Morton followed in 1581, condemned for his alleged role in the murder of Lord Darnley, husband of Mary, Queen of Scots. The charge had long been a weapon held in reserve by his political enemies. When it finally fell, the machine reputedly of his own making was waiting.
Patrick Stewart, 2nd Earl of Orkney, met his end under the blade in 1615, condemned for treason. Known as “Black Patie,” Stewart was a brutal and widely feared overlord of Orkney and Shetland. His execution was reportedly delayed because he could not recite the Lord’s Prayer. His son Robert was executed shortly afterwards.
Christian Nimmo and her ghost
Then came Christian Nimmo. In 1679, she was executed by the Maiden at the Mercat Cross for the murder of her lover, James Forrester, Lord Forrester of Corstorphine. Contemporary accounts describe her as beautiful, volatile, and reputedly accustomed to carrying a sword beneath her petticoats. She stabbed Forrester during an altercation at Corstorphine Castle after he had spoken disparagingly of her in his cups. She went to her death dressed in mourning, exchanging her long veil for a white taffeta hood before the blade fell. By all accounts, she faced her execution with composure. An apparition known as the White Lady is still said to haunt the grounds at Corstorphine, sword in hand.

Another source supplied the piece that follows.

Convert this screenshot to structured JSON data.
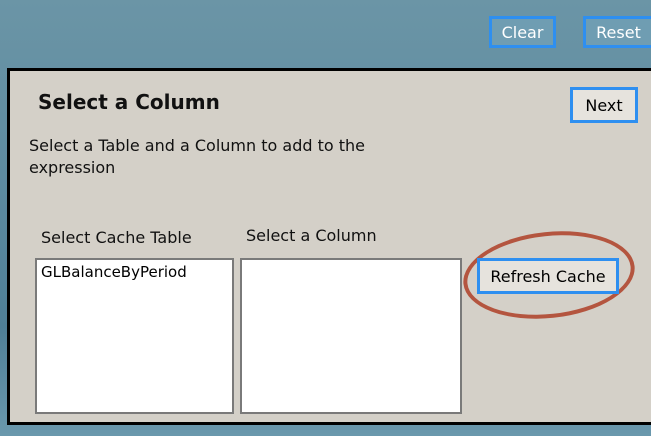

The Maiden subsequently claimed Archibald Campbell, 1st Marquess of Argyll, beheaded in 1661 following the Restoration of Charles II, and then his own son, Archibald Campbell, 9th Earl of Argyll, was executed in 1685 after a failed rebellion against James VII. John Hamilton, executed in 1710, was the last recorded victim of the Edinburgh Maiden.
Beyond Edinburgh: The Shetland Maiden
Edinburgh was not the only Scottish location to use such a device. Court records from late sixteenth and early seventeenth century Shetland, now held in the National Archives of Scotland, reveal that Shetland had its own version.
In 1618, an Orcadian named William Sutherland was sentenced to death at Scalloway Castle for the murder of his companion Adam Beg, stabbing him “to the hairt with an knyf in the left pape to the death.” The court ordered him to suffer death “be the maiden” in the west end of the castle garden.
The Shetland Maiden’s fate is unknown. Court records for most of the 1600s no longer exist, so whether it was used again cannot be confirmed. Nevertheless, a 1641 record of repairs suggests it remained in some form of readiness for at least two decades.
There is a grim circularity here. Scalloway Castle was built by Patrick Stewart, the same earl later executed under the Edinburgh Maiden’s blade. The builder of the Shetland Maiden’s home eventually fell beneath its Edinburgh counterpart.
Where to See It Today
The Edinburgh Maiden has survived. It is on permanent display in the Scotland galleries at the National Museum of Scotland in Edinburgh, where visitors can examine the original wooden frame and blade. It is one of the few surviving pre-revolutionary guillotine-style devices anywhere in the world.
The Shetland Maiden did not survive. No record of its final fate exists. Only the maintenance accounts remain, along with the court order that set it in motion and the name of the man who died beneath it.